As for “monetisation,” well, of course I have a motivation there too. I haven’t had a paying gig since leaving LifeSite in 2015, and when I stopped the WUWTS blog, it cut more or less my entire regular income that was coming from quarterly funders - about US 24,000/year. What I hope to do here is provide some value - create a product worth paying for by subscribers, and to have that supplement what I make from painting and writing about art elsewhere. Think pieces, research and material of interest on a broad variety of topics. At the moment, this Substack site is set up to work only with an online banking alternative that I am still trying to work out how to use. Right now I’ve hit a roadblock because it’s impossible to use the Stripe platform if your bank is in Toronto and phone number in Italy. Ex-pats live a strangely peripheral life and in all this time I haven’t ever had an Italian bank account. So for the moment, I’ll just be adding a note at the bottom reminding readers that I have an active PayPal button, with a link. (And right now, with the ten Euros I just put on my phone, my account is in double-digits, so I could use some help there, to be honest.) One step at a time, eh?
If we can’t get together in Norcia for beers, let’s do at least what we can from our separate bubbles. This thing is not controlled by the Big Tech corporate monster. Email isn’t being listened in on. I figure most people are fed up with Social Media - “Soc-Meds” - and want to find some way to get off, but often feel that in our increasing isolation, they’re all we’ve got to keep in touch with each other. So, let’s give this a go, and see if it helps.

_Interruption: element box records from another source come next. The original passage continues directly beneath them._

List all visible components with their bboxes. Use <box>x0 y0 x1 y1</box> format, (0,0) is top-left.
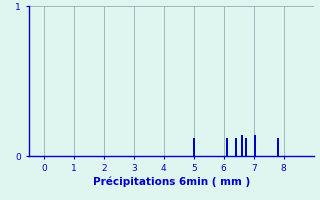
Bar <box>241 135 243 156</box>
Bar <box>245 138 247 156</box>
Bar <box>254 135 256 156</box>
Bar <box>226 138 228 156</box>
X-axis label: Précipitations 6min ( mm ): Précipitations 6min ( mm ) <box>92 177 250 187</box>
Bar <box>235 138 237 156</box>
Bar <box>276 138 279 156</box>
Bar <box>193 138 195 156</box>
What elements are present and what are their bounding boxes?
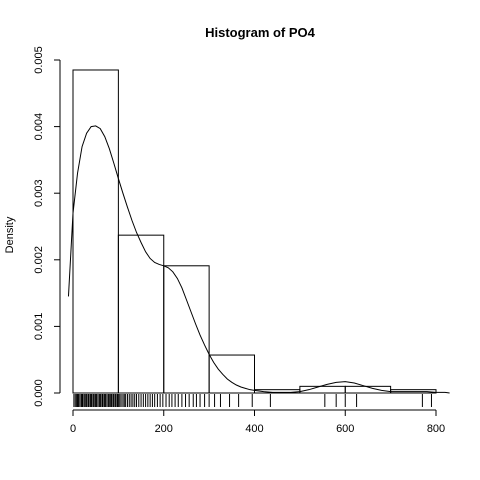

Glad you’re reaching out by blogging again. It is mentally and spiritually difficult to be isolated, especially at a time when things seem about to implode. We may not have the option to reach out to other Catholics in the near future. I know I’d appreciate hearing what others are expecting to happen and what they’re doing to prepare.
Thank you so very much for your essays, especially your latest on the interior life. The Church has a rich and ancient ascetical and mystical tradition that is seemingly largely forgotten.
I'm not registered with Twitter, but wanted to comment on the hand-made 13th-century church you mentioned there on May 1. Something similar happened in early 20th century California, of all times and places. Our Lady of the Wayside Catholic Church was built in Portola Valley in 1912 by local residents, many of them not Catholic, who had struck up a friendship with the new priest and decided to “build Father a church”. It’s possible that they met him when he complained that their men’s social club had scheduled skeet shooting during mass time. (The reference I had for that has disappeared from the net -- drat.) They hired a notable young architect, but the stones were collected and building materials were hauled by hand by the townspeople. The beautiful little church is still standing, so far, but Portola Valley, an idyllic spot, sits squarely on the San Andres Fault. Let's hope and pray it will be spared for a while. Here’s the Wikipedia link: https://en.wikipedia.org/wiki/Our_Lady_of_the_Wayside_Church
Best regards from your friend and fellow oblate.